Muller and De Boer propose an intriguing hypothesis to explain all of this: perhaps apes and monkeys don’t suffer ill effects from these viruses because they carry copies of the viruses in their own genome. After all, the authors point out, HIV’s genes have been isolated in human sperm DNA, so these viruses clearly have the potential to make their way into a host genome. Muller and De Boer suggest that primate viruses got into their hosts’ genome. The young primates then began making proteins from the virus, which their developing immune system recognized as part of their “self.” When the primates then got infected with new copies of the virus, they didn’t mount an attack or become overstimulated. The viruses infected the primate’s immune cells, but they were only a minor burden to the primates compared to a collapsed immune system. Natural selection would have favored the primates who carried these in-house viruses, as those without them died from viral infections.
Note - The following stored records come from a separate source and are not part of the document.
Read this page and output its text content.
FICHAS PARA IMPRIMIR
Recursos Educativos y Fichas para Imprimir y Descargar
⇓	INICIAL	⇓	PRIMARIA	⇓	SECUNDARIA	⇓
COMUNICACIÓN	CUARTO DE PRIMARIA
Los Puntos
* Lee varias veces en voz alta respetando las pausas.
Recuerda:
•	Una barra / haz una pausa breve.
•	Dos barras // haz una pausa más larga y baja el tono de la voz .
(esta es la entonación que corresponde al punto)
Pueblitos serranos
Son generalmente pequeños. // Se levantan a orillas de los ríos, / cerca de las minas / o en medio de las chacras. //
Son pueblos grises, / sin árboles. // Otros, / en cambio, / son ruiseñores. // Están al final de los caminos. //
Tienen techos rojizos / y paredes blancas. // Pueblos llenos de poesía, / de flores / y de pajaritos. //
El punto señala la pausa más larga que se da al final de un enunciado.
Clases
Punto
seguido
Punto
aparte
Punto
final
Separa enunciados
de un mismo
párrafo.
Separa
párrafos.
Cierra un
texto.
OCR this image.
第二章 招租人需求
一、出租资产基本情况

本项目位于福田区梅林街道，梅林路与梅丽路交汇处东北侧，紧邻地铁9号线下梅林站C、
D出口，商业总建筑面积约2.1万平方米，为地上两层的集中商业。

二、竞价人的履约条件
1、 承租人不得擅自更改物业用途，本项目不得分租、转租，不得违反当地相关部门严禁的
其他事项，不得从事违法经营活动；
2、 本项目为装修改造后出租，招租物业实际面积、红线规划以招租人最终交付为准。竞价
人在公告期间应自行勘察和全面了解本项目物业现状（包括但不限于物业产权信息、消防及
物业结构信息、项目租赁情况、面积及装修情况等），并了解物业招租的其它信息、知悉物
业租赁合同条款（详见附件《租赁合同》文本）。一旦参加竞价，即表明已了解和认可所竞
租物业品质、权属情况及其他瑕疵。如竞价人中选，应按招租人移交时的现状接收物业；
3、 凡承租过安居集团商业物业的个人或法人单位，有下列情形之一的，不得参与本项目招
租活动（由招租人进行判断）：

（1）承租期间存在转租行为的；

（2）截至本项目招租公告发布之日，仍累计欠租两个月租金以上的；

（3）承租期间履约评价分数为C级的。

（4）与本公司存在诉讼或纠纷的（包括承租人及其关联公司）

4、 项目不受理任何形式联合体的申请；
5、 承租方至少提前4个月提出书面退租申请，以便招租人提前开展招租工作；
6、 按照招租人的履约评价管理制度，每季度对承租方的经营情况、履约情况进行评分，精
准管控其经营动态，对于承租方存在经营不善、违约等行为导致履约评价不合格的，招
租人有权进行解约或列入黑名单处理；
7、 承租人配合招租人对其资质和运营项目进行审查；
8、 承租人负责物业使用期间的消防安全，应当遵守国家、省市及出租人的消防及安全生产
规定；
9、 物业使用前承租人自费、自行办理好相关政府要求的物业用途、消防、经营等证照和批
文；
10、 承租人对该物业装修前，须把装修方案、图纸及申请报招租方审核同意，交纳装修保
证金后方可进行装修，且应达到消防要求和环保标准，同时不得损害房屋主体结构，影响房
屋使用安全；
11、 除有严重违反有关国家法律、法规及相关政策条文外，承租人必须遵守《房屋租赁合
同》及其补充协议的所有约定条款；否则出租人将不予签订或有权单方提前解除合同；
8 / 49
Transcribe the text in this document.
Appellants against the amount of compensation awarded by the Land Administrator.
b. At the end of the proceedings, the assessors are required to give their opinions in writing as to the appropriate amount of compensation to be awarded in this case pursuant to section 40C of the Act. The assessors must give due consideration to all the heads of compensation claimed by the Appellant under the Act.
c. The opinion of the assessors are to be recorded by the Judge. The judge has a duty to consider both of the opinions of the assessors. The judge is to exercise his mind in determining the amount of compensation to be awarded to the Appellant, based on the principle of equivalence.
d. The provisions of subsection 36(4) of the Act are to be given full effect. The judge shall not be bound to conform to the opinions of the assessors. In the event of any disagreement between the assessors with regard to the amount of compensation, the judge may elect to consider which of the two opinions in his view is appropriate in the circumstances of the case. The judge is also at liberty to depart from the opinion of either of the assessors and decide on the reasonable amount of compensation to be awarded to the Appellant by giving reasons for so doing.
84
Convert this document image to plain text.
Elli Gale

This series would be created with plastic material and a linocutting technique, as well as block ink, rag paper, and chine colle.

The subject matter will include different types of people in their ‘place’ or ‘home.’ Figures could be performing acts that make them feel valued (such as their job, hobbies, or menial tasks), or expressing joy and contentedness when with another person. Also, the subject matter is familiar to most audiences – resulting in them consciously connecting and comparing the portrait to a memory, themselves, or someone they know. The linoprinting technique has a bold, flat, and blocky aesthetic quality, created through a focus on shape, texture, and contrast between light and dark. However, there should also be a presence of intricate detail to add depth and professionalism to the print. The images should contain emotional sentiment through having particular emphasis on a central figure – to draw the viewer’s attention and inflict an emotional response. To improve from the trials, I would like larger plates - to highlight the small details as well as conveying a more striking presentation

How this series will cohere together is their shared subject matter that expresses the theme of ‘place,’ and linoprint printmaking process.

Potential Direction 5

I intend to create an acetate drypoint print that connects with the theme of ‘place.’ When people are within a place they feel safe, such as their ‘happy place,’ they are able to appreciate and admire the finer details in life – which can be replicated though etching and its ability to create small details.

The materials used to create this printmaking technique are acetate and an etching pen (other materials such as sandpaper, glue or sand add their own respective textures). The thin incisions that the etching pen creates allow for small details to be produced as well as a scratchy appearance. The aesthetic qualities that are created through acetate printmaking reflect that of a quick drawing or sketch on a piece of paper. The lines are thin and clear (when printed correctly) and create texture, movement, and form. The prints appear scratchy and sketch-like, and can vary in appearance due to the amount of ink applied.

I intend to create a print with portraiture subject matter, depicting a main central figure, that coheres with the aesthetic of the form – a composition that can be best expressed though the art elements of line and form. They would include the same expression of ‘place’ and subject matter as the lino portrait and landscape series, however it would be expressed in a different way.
Muller and De Boer point out that scientists have created a similar kind of tolerance by injecting viruses into mice–specifically into the thymus, the finishing school for immune cells. It would be nice if Muller and De Boer could also point to the DNA of HIV-like viruses sitting in the genomes of primates. They did look at the published sequences and came up dry. But the absence of evidence in this case definitely does not mean the evidence of absence. Only a couple primate genomes have been sequenced so far, and it is possible that simple searches may miss virus genes that have become fragments and have acquired a lot of mutations. Muller and De Boer propose that scientists should closely examine the genes that are expressed in developing immune cells in a wide range of primates. Some of these genes may turn out to be similar to the genes of the HIV-like viruses that infect their species. Another way to the test the hypothesis is to run an experiment in which the tolerance to the virus is blocked. Theoretically, these harmless viruses should become as vicious as HIV.

It’s cool but a little frightening to imagine if Muller and De Boer are on to something. It would mean that primates have not survived their own HIV epidemics by destroying the virus. Nor would it mean that the virus had become more benevolent, in order to spare its host. It would mean that they simply evolved to ignore the virus altogether. I’m not sure I would agree to gene therapy to insert HIV genes into the genome of my children to protect them from HIV. But it might turn out to be the best way to come to an evolutionary truce with the viruses.